Dragovic: "Jeder macht sich Sorgen"

Kiew-Legionär Dragovic versucht, sich von der Gewalt nicht beirren zu lassen.

Eigentlich lebt Aleksandar Dragovic als Fußballprofi seinen Traum. Derzeit ist das ganz und gar nicht so. Der 22-jährige Legionär von Dynamo Kiew durchlebt aufgrund der politischen Situation gerade eine schwierige Zeit. Der Wiener wohnt in Kiew nur zehn Gehminuten entfernt vom Maidan, jenem Platz in der Hauptstadt, auf dem seit drei Monaten Zehntausende Regierungsgegner den Rücktritt von Präsident Janukowitsch fordern (aktuelle Entwicklungen im Politik-Teil, S. 10). "Die Bilder gehen um die Welt und es ist schon ein mulmiges Gefühl, zu wissen, dass das fast vor deiner Haustüre passiert", sagt Dragovic, der seit Sommer für Kiew spielt.

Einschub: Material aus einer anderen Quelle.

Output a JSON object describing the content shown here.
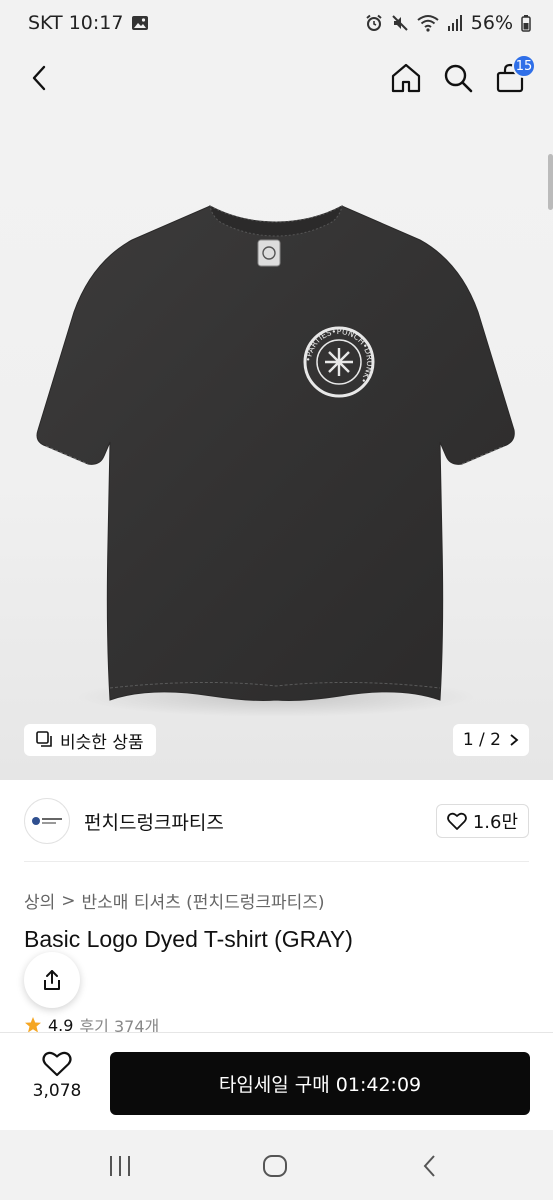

Zu seinem Glück ist der 27-fache österreichische Nationalspieler derzeit nicht oft in Kiew. Am Donnerstag hätte in der Metropole das Hinspiel im Sechzehntelfinale der Europa League gegen Valencia stattfinden sollen. "Erst am Mittwoch um 17 Uhr haben wir erfahren, dass die UEFA das Spiel nach Zypern verlegt hat und, dass wir sofort nach Nikosia fliegen müssen." Um 1.30 Uhr in der Früh sind Dragovic und Kollegen dort angekommen. "Nicht die beste Vorbereitung auf so ein wichtiges Spiel."

Außerhalb von Kiew

Dass der ukrainische Rekordmeister die Partie mit 0:2 verloren hat, wurde zur Randnotiz. Direkt nach dem Spiel flog die Mannschaft nach Kiew, wo man außerhalb der Stadt im Trainingszentrum nächtigte. Auf dem Gelände hat Dragovic sein eigenes Zimmer. Am Freitag durfte er zu seiner Familie in seine Wohnung im Zentrum von Kiew und konnte den Tag mit den Großeltern, die ihn großgezogen hatten, und seiner Freundin verbringen. Die Wohnung verlassen hat er nicht. "Ich war nur kurz einkaufen, aber zum Glück haben wir einen Supermarkt direkt unten im Haus."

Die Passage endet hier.